Zombies Of The Ocean Deeps


One of the all-time great movie titles headlines an occasionally spooky horror set off the coast of western Africa. Produced for Columbia’s B unit by Sam Katzman, 1957's ZOMBIES OF MORA TAU suffers from a limited budget that prevents prolific director Edward L. Cahn (CURSE OF THE FACELESS MAN) from exploiting writer Bernard Gordon’s (EARTH VS. THE FLYING SAUCER) lurid premise to its fullest.

A salvage team bankrolled by irritable George Harrison (Joel Ashley), which includes stud diver Jeff Clark (Gregg Palmer) and Harrison’s hot-to-trot wife Mona (Allison Hayes, later in ATTACK OF THE 50 FOOT WOMAN), arrives on the island of Mora Tau to cannibalize a sunken ship containing a fortune in diamonds. What they don’t know until they arrive at the stately seashore estate of elderly Mrs. Peters (Marjorie Eaton) and her innocent blond great-granddaughter Jan (Autumn Russell) is that the treasure is being guarded by zombies—the dead crewmen who went down with the ship sixty years ago and have killed all the fortune hunters who have pursued the diamonds ever since.

Shot mostly on the Columbia backlot and at the Los Angeles Arboretum (the Peters estate exterior is the Queen Anne Cottage, also seen on many TV shows like MISSION: IMPOSSIBLE and FANTASY ISLAND), MORA TAU moves along at a decent clip and serves up plenty of zombie action. Cahn films the zombies in a similar style as his CREATURE WITH THE ATOM BRAIN, complete with chilling shots of bloodless bullet squibs tearing apart the zombies’ chests.
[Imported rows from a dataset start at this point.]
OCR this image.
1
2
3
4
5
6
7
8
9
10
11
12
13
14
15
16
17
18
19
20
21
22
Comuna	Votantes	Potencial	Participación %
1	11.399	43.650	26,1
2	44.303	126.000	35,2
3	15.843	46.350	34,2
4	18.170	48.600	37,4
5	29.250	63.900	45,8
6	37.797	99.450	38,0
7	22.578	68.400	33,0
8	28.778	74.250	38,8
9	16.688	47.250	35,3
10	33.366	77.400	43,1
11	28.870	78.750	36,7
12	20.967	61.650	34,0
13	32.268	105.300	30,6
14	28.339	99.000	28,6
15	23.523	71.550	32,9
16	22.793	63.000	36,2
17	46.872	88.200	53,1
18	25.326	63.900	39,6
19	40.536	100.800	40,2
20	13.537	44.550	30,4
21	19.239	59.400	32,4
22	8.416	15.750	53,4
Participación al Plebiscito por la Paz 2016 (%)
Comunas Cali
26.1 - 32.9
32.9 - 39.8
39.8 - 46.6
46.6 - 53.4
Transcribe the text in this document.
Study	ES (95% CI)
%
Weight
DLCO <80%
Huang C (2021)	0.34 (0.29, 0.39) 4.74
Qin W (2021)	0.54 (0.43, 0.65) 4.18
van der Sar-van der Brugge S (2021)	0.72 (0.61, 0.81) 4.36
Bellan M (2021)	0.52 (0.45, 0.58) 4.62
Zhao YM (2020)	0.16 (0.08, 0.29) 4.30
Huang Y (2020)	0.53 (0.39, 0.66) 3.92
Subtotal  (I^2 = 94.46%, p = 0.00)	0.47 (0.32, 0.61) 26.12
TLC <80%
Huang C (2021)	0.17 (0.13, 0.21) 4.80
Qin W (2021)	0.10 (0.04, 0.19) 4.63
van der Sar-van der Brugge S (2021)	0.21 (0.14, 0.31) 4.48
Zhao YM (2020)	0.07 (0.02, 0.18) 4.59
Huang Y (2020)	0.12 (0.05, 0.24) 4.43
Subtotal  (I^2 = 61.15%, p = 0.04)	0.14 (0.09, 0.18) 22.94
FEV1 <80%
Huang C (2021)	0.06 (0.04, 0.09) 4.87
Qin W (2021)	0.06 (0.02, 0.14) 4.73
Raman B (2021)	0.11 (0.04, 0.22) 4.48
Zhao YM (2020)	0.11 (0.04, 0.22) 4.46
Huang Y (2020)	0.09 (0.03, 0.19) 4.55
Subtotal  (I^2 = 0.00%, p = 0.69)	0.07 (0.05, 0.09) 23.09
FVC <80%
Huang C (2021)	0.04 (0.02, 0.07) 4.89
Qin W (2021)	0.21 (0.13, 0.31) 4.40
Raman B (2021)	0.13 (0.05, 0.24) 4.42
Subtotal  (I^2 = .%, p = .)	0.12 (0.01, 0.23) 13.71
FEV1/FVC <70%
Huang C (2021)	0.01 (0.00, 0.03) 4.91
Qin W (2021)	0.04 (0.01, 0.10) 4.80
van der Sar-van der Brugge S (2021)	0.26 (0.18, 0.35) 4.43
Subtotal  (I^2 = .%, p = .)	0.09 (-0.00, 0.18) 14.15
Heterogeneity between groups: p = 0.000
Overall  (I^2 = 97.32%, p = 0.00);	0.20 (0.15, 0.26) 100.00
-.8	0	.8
Katzman’s tightness with a buck harms the picture at times. The exterior of Harrison’s ship is clearly a set with a gray “sky” backdrop, and the underwater scenes are filmed on “dry” sets with the actors wearing soap bubble blowers on their diving suits and unconvincingly walking slowly to evince moving through water. Besides Hayes’ smoldering bitch of a performance, the acting is none too great and often, like Gordon’s dialogue, hilarious (I especially love the dumb crewman who forgets he has one flare left in his gun and throws the weapon at his zombie pursuer).